Der Rechtsrahmen – Schengen und die Grenzen der Souveränität
Merz’ Plan, die deutschen Grenzen dauerhaft zu kontrollieren, widerspricht den Grundpfeilern des Schengen-Abkommens. Seit 1995 gibt es innerhalb des Schengen-Raums keine ständigen Grenzkontrollen mehr. Dieses Prinzip des freien Personenverkehrs ist nicht nur eine Errungenschaft europäischer Integration, sondern auch eine rechtlich verankerte Verpflichtung. Zwar erlaubt der Schengener Grenzkodex vorübergehende Grenzkontrollen, doch nur bei einer „ernsthaften Bedrohung der öffentlichen Ordnung oder inneren Sicherheit“ und für begrenzte Zeit. Dauerhafte Kontrollen sind schlicht nicht vorgesehen.
Die von Merz geforderten pauschalen Zurückweisungen wären zudem mit dem EU-Asylrecht unvereinbar. Schutzsuchende haben das Recht auf ein faires Asylverfahren – unabhängig davon, ob sie auf einem sicheren Landweg nach Deutschland kommen. Die Dublin-III-Verordnung regelt zwar die Zuständigkeit für Asylverfahren, aber auch sie erlaubt keine pauschale Zurückweisung ohne Prüfung individueller Schutzbedarfe. Solche Maßnahmen wären ein klarer Verstoß gegen die Genfer Flüchtlingskonvention und das Prinzip des Non-Refoulement, das die Rückführung in unsichere Länder verbietet.

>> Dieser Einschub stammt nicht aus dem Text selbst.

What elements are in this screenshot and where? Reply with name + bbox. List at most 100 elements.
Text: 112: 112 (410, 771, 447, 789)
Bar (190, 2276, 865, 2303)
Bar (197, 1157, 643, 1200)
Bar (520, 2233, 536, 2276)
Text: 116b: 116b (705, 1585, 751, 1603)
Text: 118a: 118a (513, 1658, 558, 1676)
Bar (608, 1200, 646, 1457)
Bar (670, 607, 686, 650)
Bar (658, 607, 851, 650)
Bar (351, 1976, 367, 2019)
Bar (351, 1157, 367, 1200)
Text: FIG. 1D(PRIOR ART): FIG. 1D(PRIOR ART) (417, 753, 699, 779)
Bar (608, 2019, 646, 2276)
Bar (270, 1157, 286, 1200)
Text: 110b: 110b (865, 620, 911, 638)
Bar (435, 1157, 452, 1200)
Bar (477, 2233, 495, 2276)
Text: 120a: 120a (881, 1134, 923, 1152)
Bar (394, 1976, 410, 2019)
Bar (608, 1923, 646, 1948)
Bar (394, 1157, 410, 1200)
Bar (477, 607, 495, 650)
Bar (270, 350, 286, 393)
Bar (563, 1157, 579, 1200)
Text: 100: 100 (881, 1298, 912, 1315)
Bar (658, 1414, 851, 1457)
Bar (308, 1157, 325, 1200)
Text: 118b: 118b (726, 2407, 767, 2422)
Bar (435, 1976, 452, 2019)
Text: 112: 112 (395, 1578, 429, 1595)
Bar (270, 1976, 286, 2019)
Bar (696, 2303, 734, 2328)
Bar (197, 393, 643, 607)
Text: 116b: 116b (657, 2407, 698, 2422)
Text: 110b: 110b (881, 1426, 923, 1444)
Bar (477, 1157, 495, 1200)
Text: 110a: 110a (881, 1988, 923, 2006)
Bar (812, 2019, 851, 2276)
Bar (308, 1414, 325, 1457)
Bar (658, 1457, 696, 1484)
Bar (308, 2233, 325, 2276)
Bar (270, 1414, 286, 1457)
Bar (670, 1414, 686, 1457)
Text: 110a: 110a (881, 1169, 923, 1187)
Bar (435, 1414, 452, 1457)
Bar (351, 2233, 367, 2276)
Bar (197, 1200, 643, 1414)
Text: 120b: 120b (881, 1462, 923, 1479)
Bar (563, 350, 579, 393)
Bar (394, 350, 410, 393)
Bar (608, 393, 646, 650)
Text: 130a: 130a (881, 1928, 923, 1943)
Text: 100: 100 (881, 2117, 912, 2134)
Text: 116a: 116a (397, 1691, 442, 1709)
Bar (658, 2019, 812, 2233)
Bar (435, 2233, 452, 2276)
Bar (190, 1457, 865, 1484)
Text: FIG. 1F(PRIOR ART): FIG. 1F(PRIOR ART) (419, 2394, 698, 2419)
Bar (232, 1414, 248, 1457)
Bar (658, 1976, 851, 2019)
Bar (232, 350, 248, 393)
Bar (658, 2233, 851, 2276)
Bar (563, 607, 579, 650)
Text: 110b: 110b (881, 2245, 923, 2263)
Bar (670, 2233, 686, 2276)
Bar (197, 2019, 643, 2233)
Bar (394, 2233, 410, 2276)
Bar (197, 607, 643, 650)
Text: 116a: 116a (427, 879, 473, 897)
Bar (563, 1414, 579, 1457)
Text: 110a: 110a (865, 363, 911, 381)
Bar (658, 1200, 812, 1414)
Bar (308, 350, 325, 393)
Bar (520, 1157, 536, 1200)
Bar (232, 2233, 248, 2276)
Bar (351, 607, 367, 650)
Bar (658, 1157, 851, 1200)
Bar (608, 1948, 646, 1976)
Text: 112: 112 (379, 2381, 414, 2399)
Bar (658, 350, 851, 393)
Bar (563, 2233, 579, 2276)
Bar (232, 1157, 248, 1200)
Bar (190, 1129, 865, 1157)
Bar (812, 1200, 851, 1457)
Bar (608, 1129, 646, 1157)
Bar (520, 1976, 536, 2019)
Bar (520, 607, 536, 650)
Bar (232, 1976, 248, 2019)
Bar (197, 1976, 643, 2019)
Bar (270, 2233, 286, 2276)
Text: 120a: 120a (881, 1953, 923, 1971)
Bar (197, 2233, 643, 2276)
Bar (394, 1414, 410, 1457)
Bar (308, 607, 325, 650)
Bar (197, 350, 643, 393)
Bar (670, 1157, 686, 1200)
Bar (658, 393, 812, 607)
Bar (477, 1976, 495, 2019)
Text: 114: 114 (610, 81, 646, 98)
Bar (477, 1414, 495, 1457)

Politische Signalpolitik statt tragfähiger Lösungen
Was Merz vorschlägt, ist in der Praxis weder umsetzbar noch nachhaltig. Dauerhafte Grenzkontrollen würden nicht nur rechtliche Konflikte auslösen, sondern auch massive wirtschaftliche und logistische Probleme schaffen. Der freie Warenverkehr, auf dem Deutschlands Exportwirtschaft aufbaut, würde ebenso leiden wie die alltägliche Mobilität der Menschen in den Grenzregionen.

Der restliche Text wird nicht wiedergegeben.